With autumn’s arrival, the undergraduate Art Department is looking back to the heat of summer.
Featuring pieces from students in fall art classes, “Solstice: Undergraduate Summer Art Exhibition” presents artwork produced over the summer, both independently and through programs in Norfolk, Conn., and Auvillar, France. With media ranging from video to sculpture, the exhibit demonstrates the kinds of work that are produced outside of the classroom, away from the expectations of structure, Associate School of Art Dean Samuel Messer ART ’82 said.
“Students are so used to fulfilling requirements and realizing other people’s ideas of what they should be making,” Messer said. “A lot of the work that we see in this show is more personal — the investigation may be more of what the person is thinking about rather than a formal exercise.”
This year’s exhibit, which recurs annually, was the first to invite students outside of the major to contribute work. But in spite of this open call for submissions, Director of Undergraduate Studies Lisa Kereszi ART ’00 said the bulk of the work was produced by art majors, with roughly five submissions from non-majors.
Three participating students interviewed described the freedom afforded them during the summer, a season that presents both a period of liberation and a test of one’s artistic discipline.
Andrew Wagner ’15, whose pieces include three photographs and a sculpture, discussed balancing the difficulty of producing on his own with the increased agency of creating outside of a formal framework.
“The photos are very different from what I’ve done in class in the past,” Wagner said. “I didn’t have to try to make something cohesive — I just created what came to my mind.”
Wagner added that working independently can be daunting because the art often has no wider audience, so a student exhibit such as “Solstice” provides the benefits of others’ reactions and opinions.
Among the exhibit pieces were works created by the two Yale students who participated in the Yale Summer School of Art and Music in Norfolk, Conn.

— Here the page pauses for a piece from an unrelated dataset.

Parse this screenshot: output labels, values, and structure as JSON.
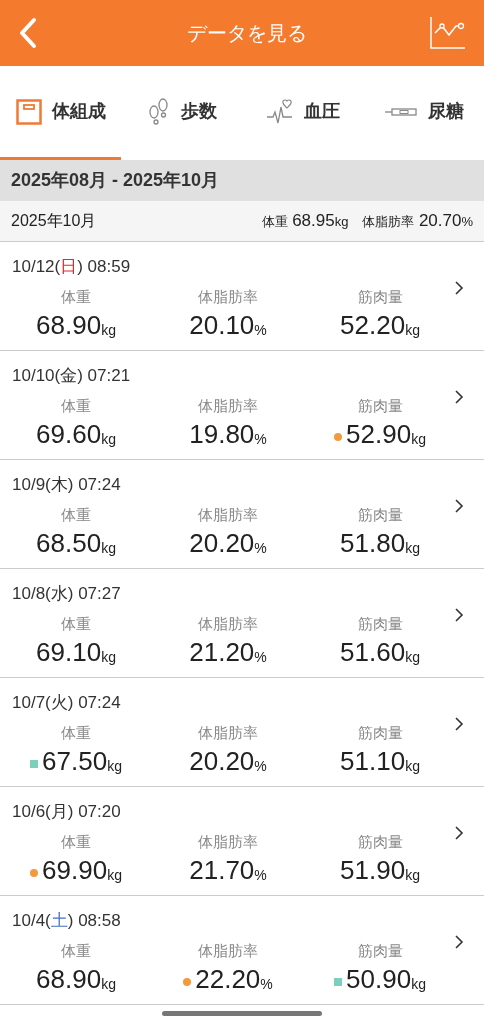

The program, which takes place on the pastoral Stoeckel estate, accepts art students from around the world for a six-week session of workshops, lectures and independent studio work.
The products of this intensive period include a piece of video art created by Martina Crouch ’14, who made T-shirts reflecting her relationship with each of the 25 other students in the program. Called “A Play in 25 Acts,” the video tracks Crouch’s creation of each piece, focusing on the personal elements she adds to each.
“[This summer], I realized that I can perform as myself, and I don’t have to be a neutral identity,” Crouch said. “Art is so much about construction, but I’ve learned that the private is always public, and that my art can be about me as a person and not as a fictitious entity.”
Jennifer Mulrow ’14, who submitted photographs she took using a 4-by-5 view camera, assembled “semistaged” sets to play with questions of photographic truth. One photograph depicting two crumb-speckled napkins around a half-eaten birthday cake was taken after Mulrow’s mother baked the cake expressly for the shoot. The image is a part of a set representing “postfestive” events.
“[Photography] is its own truth,” Mulrow said. “It’s not necessarily real life, but it gives us the opportunity to create our own moment.”
“Solstice” opened on Sept. 18 and will be on view at the Green Hall Galleries through Oct. 4.